Photo credit: Andy AI

As with any AI-powered transcription tool, there may be Risk of bias – This signifies that the tool doesn’t work well for some nurses and patients depending on their accent and word selection. And from a competitive perspective, Andy isn't precisely the first of its kind to come back to market – competitors include DeepScribe, Heidi Health, Nabla and Amazon's AWS HealthScribe.

But as health care increasingly As business moves home, demand for apps like Andy AI appears to be increasing.

Particularly

If your experience with weather apps is anything like this reporter's, you've walked right into a rainstorm after blindly believing in predictions of clear, blue skies.

But it doesn't should be that way.

At least that's the premise of Precip, an AI-powered weather forecasting platform. Jesse Vollmar got here up with the thought after founding FarmLogs, a startup that sold crop management software. He teamed up with Sam Pierce Lolla and Michael Asher, the previous lead data scientist at FarmLogs Particularly a reality.

Particularly

Photo credit: Particularly

Precip provides precipitation evaluation, resembling estimating the quantity of precipitation in a selected geographic area over the past few hours to days. Vollmar claims that Precip can generate “highly accurate” readings for any location within the U.S. right down to the mile (or two) and predict conditions as much as seven days prematurely.

What is the worth of rainfall metrics and warnings? Now, Vollmar says, farmers can use them to trace crop growth, construction crews can refer them to planning teams and utilities can use them to anticipate service interruptions. A shipping customer checks Precip each day to avoid poor driving conditions, Vollmar claims.
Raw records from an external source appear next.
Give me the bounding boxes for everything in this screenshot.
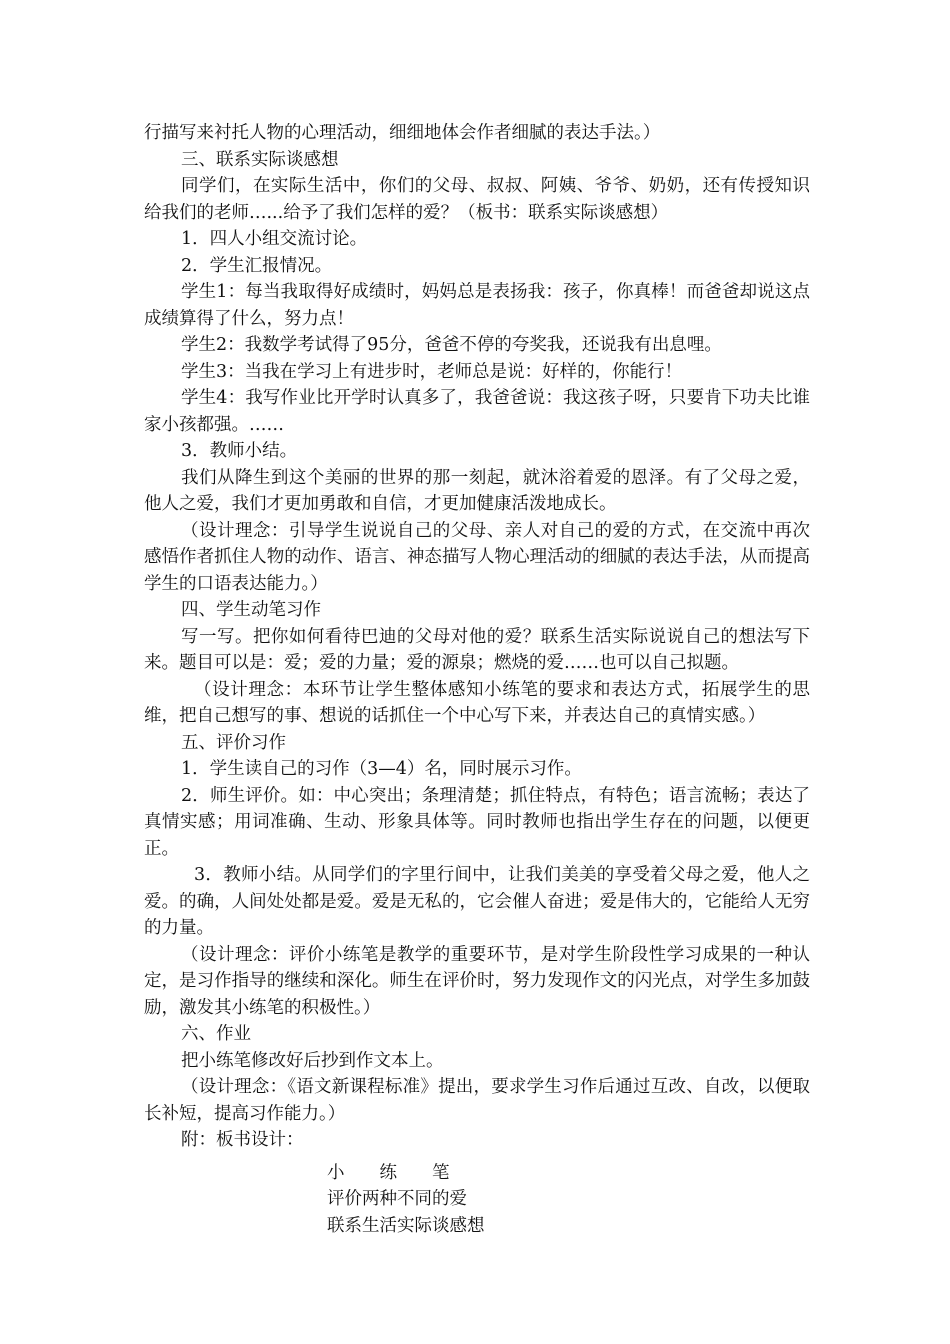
paragraph: 1．学生读自己的习作（3—4）名，同时展示习作。 [181,759,582,779]
paragraph: 学生1：每当我取得好成绩时，妈妈总是表扬我：孩子，你真棒！而爸爸却说这点成绩算得了什么，努力点！ [144,282,810,329]
section-heading: 四、学生动笔习作 [181,600,321,620]
paragraph: 我们从降生到这个美丽的世界的那一刻起，就沐浴着爱的恩泽。有了父母之爱，他人之爱，我们才更加勇敢和自信，才更加健康活泼地成长。 [144,467,810,514]
design-note: （设计理念：《语文新课程标准》提出，要求学生习作后通过互改、自改，以便取长补短，提高习作能力。） [144,1077,810,1124]
board-line: 评价两种不同的爱 [327,1189,467,1209]
section-heading: 六、作业 [181,1024,251,1044]
design-note: （设计理念：评价小练笔是教学的重要环节，是对学生阶段性学习成果的一种认定，是习作指导的继续和深化。师生在评价时，努力发现作文的闪光点，对学生多加鼓励，激发其小练笔的积极性。） [144,944,810,1018]
paragraph: 写一写。把你如何看待巴迪的父母对他的爱？联系生活实际说说自己的想法写下来。题目可以是：爱；爱的力量；爱的源泉；燃烧的爱……也可以自己拟题。 [144,626,810,673]
paragraph: 行描写来衬托人物的心理活动，细细地体会作者细腻的表达手法。） [144,123,661,143]
paragraph: 3．教师小结。从同学们的字里行间中，让我们美美的享受着父母之爱，他人之爱。的确，人间处处都是爱。爱是无私的，它会催人奋进；爱是伟大的，它能给人无穷的力量。 [144,865,810,938]
paragraph: 1．四人小组交流讨论。 [181,229,368,249]
document-body [144,120,810,1239]
paragraph: 同学们，在实际生活中，你们的父母、叔叔、阿姨、爷爷、奶奶，还有传授知识给我们的老师…...给予了我们怎样的爱？（板书：联系实际谈感想） [144,176,810,223]
board-line: 联系生活实际谈感想 [327,1215,485,1236]
paragraph: 学生4：我写作业比开学时认真多了，我爸爸说：我这孩子呀，只要肯下功夫比谁家小孩都强。…… [144,388,810,435]
paragraph: 2．学生汇报情况。 [181,255,333,276]
section-heading: 五、评价习作 [181,732,286,753]
section-heading: 三、联系实际谈感想 [181,149,339,170]
paragraph: 3．教师小结。 [181,441,298,461]
paragraph: 学生3：当我在学习上有进步时，老师总是说：好样的，你能行！ [181,361,683,382]
paragraph: 把小练笔修改好后抄到作文本上。 [181,1050,444,1071]
design-note: （设计理念：引导学生说说自己的父母、亲人对自己的爱的方式，在交流中再次感悟作者抓住人物的动作、语言、神态描写人物心理活动的细腻的表达手法，从而提高学生的口语表达能力。） [144,520,810,594]
paragraph: 2．师生评价。如：中心突出；条理清楚；抓住特点，有特色；语言流畅；表达了真情实感；用词准确、生动、形象具体等。同时教师也指出学生存在的问题，以便更正。 [144,785,810,859]
board-design-label: 附：板书设计： [181,1130,304,1150]
board-title: 小 练 笔 [327,1162,450,1183]
paragraph: 学生2：我数学考试得了95分，爸爸不停的夸奖我，还说我有出息哩。 [181,335,722,355]
board-design [144,1160,810,1240]
design-note: （设计理念：本环节让学生整体感知小练笔的要求和表达方式，拓展学生的思维，把自己想写的事、想说的话抓住一个中心写下来，并表达自己的真情实感。） [144,679,810,726]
Of course, there is no such thing as a shortage of weather forecast apps. But AI like Precip's guarantees to make forecasts more accurate – if the AI ​​is definitely definitely worth the money.

Maia

Claire Wiley began a couples coaching program while studying for her MBA at Wharton. This experience led her to explore a more technologically advanced approach to relationships and therapy, culminating on this Maia.

Maia – which Wiley co-founded with Ralph Ma, a former Google Research scientist, goals to empower couples to construct stronger relationships through AI-powered guidance. In Maia's apps for Android and iOS, couples send one another messages in a bunch chat and answer questions each day, resembling: B. what challenges they think they should overcome, past pain points, and lists of things they’re grateful for.

Maia

Photo credit: Maia

Maia plans to become profitable by charging for premium features like therapist-created programs and unlimited sending. (Typically, Maia limits texts between partners—a frustratingly arbitrary restriction should you ask me, but that's the way it is.)
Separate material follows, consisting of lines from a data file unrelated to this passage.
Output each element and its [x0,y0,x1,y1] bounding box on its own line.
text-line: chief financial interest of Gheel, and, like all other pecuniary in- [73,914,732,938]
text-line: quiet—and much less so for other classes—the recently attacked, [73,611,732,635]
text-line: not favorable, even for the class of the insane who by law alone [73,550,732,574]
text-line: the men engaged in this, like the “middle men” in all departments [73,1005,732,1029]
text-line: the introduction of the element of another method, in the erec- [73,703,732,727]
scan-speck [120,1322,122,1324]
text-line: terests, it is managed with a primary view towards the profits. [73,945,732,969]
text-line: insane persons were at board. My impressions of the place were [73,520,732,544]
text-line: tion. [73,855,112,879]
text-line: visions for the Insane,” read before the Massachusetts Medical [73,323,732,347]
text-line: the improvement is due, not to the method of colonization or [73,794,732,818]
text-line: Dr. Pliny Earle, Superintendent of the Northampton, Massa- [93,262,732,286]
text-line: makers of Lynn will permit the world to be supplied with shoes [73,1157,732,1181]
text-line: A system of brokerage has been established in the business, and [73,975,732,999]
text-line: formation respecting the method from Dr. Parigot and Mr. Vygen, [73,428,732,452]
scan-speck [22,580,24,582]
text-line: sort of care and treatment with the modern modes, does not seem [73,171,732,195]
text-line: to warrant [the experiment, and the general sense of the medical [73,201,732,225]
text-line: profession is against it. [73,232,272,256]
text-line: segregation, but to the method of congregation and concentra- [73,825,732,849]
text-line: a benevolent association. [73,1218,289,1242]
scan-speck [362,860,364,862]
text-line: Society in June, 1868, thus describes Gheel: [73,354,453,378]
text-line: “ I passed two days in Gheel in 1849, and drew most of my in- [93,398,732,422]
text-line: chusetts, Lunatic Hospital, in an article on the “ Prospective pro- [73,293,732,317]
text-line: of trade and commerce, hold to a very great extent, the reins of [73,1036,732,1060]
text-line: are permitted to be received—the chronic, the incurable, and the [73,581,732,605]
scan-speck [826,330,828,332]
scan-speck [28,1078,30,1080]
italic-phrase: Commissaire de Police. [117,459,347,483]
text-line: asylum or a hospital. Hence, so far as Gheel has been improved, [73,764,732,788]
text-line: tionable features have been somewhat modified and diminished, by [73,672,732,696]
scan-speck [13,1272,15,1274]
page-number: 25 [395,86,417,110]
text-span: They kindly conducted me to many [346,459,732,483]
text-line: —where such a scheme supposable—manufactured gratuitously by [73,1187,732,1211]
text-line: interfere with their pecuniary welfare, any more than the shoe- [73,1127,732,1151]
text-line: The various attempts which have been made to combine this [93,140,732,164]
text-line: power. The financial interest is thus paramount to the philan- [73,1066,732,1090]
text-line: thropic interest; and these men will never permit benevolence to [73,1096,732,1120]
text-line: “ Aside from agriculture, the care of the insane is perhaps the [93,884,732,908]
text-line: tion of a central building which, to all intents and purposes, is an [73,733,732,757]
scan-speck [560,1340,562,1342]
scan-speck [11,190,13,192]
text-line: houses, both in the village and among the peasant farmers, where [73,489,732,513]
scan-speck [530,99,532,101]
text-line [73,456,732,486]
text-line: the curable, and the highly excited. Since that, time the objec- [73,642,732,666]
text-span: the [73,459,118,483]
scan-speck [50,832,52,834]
Wiley and Ma, who each come from divorced households, say they worked with a relationship expert to design the Maia experience. The questions on my mind, nonetheless, are (1) how sound Maia's relationship science is and (2) can she stand out within the extremely crowded field of couples apps? We'll should wait and see.

Data curve

The AI ​​models at the guts of generative AI apps like ChatGPT are trained on massive data sets, a combination of public and proprietary data from across the online, including e-books, social media posts and private blogs. However, a few of this data is legally and ethically problematic – not to say flawed other ways.
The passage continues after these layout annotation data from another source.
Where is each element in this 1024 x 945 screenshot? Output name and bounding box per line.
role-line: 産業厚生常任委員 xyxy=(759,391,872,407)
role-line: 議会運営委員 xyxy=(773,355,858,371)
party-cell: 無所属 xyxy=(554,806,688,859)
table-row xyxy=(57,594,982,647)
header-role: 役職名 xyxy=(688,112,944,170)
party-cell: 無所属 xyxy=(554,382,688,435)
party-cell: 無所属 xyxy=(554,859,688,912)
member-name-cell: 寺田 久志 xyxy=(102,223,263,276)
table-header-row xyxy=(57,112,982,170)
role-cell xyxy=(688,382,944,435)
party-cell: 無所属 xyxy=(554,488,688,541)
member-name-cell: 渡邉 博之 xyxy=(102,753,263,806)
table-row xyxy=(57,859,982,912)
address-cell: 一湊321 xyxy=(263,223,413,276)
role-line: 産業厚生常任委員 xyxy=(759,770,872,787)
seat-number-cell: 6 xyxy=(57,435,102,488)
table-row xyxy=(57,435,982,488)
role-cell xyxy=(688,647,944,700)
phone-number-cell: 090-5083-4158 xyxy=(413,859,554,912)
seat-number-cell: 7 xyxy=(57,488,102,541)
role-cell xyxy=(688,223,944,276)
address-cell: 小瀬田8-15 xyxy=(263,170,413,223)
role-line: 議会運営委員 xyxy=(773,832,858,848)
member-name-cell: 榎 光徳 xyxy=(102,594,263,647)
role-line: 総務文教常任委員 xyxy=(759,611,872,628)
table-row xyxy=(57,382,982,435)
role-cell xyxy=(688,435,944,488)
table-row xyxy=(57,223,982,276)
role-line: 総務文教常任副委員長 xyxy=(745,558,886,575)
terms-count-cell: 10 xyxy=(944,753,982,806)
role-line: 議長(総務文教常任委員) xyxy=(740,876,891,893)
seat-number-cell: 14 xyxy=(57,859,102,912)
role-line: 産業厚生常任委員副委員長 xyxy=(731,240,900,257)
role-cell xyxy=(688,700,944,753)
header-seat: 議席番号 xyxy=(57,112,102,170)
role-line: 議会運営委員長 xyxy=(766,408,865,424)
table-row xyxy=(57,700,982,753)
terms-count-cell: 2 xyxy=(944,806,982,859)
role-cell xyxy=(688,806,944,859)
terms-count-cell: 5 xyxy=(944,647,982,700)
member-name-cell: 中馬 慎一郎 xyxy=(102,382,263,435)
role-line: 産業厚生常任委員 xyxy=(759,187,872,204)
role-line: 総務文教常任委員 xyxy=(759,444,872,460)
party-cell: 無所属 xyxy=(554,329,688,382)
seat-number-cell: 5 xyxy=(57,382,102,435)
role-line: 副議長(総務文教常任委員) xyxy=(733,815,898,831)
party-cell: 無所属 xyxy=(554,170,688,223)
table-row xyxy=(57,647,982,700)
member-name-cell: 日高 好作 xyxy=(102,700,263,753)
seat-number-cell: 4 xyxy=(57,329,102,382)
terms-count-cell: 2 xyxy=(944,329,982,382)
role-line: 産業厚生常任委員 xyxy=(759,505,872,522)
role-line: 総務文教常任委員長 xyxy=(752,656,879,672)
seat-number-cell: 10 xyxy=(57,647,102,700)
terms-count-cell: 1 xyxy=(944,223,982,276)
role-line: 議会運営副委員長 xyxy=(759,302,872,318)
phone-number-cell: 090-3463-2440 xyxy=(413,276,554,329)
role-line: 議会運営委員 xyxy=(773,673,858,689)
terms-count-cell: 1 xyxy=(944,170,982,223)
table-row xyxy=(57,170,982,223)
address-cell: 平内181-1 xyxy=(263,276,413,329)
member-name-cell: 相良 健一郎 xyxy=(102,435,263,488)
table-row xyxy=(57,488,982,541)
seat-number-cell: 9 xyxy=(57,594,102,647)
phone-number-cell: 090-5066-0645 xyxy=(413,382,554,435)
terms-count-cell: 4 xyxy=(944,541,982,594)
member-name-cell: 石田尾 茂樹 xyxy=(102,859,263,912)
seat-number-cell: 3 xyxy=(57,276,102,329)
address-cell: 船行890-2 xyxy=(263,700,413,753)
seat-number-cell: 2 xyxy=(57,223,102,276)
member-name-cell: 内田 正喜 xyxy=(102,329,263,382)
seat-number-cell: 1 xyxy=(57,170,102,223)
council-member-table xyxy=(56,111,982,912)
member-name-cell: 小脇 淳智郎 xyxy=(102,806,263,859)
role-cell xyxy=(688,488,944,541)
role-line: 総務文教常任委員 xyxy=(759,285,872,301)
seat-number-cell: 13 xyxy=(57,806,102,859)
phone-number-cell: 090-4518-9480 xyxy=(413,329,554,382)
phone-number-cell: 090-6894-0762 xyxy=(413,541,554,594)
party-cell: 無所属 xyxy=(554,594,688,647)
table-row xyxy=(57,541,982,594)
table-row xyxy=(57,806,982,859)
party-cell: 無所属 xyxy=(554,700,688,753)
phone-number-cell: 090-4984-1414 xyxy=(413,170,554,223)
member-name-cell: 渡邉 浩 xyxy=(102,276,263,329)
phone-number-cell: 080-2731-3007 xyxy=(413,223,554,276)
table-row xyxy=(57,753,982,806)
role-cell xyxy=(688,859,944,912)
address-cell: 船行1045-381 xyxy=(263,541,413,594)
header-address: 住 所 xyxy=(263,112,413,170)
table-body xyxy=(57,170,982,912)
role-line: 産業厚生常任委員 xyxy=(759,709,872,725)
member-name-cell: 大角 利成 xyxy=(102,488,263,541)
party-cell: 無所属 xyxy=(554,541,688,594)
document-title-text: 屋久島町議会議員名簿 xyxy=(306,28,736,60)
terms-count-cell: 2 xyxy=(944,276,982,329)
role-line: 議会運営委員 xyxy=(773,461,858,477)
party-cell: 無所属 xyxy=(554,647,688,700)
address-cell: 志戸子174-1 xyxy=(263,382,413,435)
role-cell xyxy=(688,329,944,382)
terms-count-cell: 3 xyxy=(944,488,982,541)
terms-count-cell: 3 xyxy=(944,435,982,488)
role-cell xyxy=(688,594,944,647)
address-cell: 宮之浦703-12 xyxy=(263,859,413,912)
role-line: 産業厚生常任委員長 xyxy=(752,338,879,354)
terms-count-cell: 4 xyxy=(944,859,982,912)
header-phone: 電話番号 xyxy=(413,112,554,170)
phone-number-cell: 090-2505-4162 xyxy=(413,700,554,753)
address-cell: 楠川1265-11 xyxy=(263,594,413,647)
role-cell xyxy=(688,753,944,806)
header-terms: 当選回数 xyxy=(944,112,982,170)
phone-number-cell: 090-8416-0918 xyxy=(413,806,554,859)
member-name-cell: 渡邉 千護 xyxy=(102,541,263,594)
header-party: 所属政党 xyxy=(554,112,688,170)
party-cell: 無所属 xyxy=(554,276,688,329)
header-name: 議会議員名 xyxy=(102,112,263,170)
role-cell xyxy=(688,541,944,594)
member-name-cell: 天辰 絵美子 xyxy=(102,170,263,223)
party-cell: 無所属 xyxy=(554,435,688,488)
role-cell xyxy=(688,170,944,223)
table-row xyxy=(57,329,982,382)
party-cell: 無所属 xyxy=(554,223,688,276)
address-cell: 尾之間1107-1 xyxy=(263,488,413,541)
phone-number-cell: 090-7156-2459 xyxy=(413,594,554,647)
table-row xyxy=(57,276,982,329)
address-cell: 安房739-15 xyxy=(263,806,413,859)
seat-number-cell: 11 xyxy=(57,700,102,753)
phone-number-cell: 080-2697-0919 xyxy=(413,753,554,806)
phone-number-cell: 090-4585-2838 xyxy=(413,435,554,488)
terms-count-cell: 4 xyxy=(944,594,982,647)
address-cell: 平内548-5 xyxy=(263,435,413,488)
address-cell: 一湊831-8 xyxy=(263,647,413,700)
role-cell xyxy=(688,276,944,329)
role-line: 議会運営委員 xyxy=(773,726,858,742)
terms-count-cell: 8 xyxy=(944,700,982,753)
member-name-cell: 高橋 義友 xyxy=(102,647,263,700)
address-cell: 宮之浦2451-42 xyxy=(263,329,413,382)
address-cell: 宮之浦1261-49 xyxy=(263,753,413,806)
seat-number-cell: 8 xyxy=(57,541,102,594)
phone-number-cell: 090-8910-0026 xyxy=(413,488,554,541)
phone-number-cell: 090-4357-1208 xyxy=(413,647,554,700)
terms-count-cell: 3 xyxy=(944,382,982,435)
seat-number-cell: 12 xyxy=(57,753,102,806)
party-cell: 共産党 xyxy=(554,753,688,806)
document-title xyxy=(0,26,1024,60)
The distinct lack of information curation is the issue should you ask Serena Ge and Charley Lee.

Ge and Lee were co-founders Data curve, which provides “expert-quality” data for training generative AI models. In particular, this involves code data, which Ge and Lee say is especially difficult to acquire due to the expertise required for labeling for AI training and restrictive use licenses.

Data curve

Photo credit: Data curve

Datacurve hosts a gamified annotation platform that pays engineers to unravel coding challenges and contributes to Datacurve's training datasets on the market. These datasets will be used to coach models for code optimization, code generation, debugging, UI design and more, say Ge and Lee.

That's definitely an interesting idea. But Datacurve's success will rely upon how well its data sets are curated – and whether it manages to motivate enough developers to proceed constructing on and improving them.